R-squared for Dirichlet regression (`r2`)
MarcRieraDominguez opened this issue · 1 comments
Hi! First of all, thank you for creating and maintaining this package!
I have come across an unexpected behaviour when applying r2()
to Dirichlet regression fitted with the DirichletReg
package. In short, the Dirichlet regression extends the beta regression to C categories: bounded responses (0, 1) across more than 2 categories. This regression comes in two parametrizations: common (a separate model is fitted to each of the C categories) vs alternative (a separate model is fitted to C-1 categories, and precision is modelled separately). Each model can use a different set of explanatory variables, separated by pipes |
.
r2()
appears to return Nagelkerke's R2, but the value is very high for models with the alternative parametrization. For instance, a value close to 0.9, when the squared correlation between fitted and observed values is no higher than 0.75 for any category. The value for a model with the common parametrization is more sensible (i.e. in line with the correlations between fitted and observed values). I suspect this has to do with how a null model is declared, based on comparisons with MuMIn::rsquaredLR()

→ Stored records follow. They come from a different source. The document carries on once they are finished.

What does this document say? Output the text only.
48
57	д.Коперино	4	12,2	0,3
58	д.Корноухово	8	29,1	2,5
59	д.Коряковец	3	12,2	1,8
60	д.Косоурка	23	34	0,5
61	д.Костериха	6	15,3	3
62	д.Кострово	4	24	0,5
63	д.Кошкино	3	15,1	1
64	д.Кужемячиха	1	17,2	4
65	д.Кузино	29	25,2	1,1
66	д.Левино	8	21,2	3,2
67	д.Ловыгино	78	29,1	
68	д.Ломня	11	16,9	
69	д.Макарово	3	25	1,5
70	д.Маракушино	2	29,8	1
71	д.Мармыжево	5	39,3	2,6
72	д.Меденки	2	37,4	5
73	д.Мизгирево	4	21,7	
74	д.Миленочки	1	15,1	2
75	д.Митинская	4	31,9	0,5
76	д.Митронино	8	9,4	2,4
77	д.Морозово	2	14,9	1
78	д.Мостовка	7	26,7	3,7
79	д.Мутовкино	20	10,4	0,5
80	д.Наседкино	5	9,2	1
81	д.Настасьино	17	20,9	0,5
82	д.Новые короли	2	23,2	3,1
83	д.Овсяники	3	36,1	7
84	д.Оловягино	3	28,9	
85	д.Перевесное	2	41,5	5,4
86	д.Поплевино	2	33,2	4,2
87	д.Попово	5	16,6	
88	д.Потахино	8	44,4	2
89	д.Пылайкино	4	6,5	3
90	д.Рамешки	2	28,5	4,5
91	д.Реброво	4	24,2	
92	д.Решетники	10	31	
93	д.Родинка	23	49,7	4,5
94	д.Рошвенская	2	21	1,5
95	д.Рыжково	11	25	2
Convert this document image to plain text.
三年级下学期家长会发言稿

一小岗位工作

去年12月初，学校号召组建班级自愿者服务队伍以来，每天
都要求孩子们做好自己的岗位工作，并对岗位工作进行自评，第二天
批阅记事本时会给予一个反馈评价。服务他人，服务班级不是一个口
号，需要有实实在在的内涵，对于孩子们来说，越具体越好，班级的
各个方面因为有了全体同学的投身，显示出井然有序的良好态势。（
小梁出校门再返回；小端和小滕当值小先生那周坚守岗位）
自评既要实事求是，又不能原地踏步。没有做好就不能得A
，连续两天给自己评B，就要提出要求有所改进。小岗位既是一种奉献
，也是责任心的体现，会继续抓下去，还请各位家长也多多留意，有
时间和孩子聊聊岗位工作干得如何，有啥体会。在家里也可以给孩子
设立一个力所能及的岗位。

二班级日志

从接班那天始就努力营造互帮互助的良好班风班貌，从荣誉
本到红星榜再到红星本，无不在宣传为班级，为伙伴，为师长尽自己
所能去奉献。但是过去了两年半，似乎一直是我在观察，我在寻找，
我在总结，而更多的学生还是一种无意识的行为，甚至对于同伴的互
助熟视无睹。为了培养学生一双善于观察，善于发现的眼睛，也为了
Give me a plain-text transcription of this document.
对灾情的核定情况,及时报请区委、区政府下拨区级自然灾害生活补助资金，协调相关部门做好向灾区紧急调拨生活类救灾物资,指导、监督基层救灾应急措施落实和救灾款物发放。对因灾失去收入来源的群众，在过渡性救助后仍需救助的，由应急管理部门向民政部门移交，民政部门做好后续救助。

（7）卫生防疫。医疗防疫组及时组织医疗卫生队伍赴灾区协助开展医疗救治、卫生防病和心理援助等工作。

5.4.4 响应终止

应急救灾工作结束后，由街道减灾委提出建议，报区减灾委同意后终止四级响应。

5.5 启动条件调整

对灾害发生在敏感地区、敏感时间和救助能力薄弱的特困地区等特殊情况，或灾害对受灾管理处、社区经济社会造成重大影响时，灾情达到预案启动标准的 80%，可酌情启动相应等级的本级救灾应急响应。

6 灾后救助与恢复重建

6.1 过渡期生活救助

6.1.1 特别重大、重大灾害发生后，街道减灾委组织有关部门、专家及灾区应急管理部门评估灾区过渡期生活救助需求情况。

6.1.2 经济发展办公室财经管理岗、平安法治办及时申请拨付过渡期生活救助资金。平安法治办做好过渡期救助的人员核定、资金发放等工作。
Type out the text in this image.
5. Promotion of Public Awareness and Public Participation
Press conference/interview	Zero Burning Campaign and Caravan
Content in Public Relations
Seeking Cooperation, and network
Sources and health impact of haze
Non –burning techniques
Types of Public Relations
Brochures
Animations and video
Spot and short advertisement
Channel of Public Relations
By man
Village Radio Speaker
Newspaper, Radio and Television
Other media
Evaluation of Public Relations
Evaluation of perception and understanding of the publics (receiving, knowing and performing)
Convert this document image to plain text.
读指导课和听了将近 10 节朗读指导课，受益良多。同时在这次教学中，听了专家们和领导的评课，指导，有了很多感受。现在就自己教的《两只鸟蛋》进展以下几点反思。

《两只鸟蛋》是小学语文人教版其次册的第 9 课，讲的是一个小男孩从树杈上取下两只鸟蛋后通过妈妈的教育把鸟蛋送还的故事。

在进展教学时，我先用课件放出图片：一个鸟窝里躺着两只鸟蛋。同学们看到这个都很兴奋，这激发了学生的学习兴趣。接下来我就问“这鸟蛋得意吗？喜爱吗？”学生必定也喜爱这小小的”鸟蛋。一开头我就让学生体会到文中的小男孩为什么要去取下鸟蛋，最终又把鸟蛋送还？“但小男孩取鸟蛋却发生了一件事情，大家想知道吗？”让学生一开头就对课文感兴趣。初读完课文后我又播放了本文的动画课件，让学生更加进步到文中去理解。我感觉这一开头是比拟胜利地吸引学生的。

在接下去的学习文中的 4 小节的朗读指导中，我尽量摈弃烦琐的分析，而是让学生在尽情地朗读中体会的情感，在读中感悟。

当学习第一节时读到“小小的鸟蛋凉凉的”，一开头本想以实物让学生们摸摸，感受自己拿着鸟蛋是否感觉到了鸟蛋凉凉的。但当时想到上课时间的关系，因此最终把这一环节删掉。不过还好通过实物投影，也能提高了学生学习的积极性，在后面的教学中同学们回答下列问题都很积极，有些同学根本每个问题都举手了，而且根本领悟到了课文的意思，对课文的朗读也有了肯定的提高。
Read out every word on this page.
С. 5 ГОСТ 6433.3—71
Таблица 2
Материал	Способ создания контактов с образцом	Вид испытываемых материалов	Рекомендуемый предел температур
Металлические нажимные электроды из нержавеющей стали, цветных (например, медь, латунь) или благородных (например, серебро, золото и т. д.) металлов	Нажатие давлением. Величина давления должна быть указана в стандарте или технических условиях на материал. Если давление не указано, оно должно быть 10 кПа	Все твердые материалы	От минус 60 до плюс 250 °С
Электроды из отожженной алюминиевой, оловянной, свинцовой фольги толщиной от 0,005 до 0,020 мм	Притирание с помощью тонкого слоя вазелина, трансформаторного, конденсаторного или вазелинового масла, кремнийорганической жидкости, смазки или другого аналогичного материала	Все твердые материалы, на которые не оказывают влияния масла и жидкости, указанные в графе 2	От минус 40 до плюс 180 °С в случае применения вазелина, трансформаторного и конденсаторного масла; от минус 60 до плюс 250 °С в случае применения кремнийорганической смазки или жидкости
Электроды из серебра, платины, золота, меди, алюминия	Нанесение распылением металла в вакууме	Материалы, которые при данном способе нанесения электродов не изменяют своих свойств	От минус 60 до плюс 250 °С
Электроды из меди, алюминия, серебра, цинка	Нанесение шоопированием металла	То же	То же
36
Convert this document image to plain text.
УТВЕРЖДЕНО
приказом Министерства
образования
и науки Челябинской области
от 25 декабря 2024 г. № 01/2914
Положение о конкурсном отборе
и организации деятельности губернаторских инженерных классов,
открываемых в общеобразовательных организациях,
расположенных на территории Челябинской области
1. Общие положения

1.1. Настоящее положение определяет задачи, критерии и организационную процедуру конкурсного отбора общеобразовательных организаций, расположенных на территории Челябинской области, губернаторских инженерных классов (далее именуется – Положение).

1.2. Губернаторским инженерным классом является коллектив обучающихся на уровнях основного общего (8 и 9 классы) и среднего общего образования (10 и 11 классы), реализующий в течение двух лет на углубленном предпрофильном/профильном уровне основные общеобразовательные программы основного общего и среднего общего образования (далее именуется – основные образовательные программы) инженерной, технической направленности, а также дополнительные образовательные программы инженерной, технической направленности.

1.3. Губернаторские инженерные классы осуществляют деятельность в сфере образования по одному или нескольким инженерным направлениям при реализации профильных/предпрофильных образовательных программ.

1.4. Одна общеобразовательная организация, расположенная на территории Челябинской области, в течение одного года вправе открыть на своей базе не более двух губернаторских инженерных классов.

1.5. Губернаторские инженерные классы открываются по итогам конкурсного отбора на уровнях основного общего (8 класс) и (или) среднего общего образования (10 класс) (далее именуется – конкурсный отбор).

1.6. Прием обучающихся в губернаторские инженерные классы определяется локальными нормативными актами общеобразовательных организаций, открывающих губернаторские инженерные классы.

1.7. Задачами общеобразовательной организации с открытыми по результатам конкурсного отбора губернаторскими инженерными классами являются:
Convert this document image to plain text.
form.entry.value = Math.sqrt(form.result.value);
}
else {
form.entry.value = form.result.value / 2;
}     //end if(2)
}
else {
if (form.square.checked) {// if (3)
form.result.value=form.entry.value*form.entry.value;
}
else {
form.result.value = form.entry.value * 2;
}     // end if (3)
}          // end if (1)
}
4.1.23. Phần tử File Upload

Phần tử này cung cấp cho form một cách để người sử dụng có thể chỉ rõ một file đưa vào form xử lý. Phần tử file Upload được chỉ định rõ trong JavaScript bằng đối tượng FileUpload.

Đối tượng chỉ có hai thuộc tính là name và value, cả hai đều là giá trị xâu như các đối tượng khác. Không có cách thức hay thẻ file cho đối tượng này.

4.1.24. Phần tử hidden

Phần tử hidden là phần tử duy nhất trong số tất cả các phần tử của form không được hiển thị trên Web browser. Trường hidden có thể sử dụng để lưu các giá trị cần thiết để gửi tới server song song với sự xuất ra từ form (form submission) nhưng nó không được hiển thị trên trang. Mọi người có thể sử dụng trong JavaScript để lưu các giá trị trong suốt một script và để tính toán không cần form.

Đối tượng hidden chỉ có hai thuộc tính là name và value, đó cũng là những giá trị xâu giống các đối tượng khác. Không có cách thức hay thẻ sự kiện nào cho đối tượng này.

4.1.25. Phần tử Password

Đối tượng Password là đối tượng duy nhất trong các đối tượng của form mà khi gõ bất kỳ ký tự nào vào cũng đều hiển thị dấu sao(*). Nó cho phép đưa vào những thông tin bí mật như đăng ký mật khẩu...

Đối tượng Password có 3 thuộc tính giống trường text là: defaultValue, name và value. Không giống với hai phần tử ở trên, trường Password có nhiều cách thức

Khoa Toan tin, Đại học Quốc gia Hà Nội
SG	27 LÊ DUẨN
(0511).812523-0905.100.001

. A reproducible example is available in an issue over at the DirichletReg
package.
I am not an expert, so perhaps the r2 values actually make sense. The analysis of proportions across categories is quite interesting, and given a recent review (https://besjournals.onlinelibrary.wiley.com/doi/full/10.1111/2041-210X.13234) its popularity might increase in ecology and evolution. If performance
can work with such models it would be a very useful extension!
Thank you!
I agree this will be a super interesting area to follow in the coming years. Worth noting that it's also possible to model with brms
and the dirichlet
family - would that still necessitate a new r2
method?
Using brms
also allows specifying random effects (as far as I can tell). That would allow testing e.g. consistency of time budgets for individuals if icc()
or variance_ratio()
can handle those cases too. I haven't tested, so I'm not sure whether this might already be the case?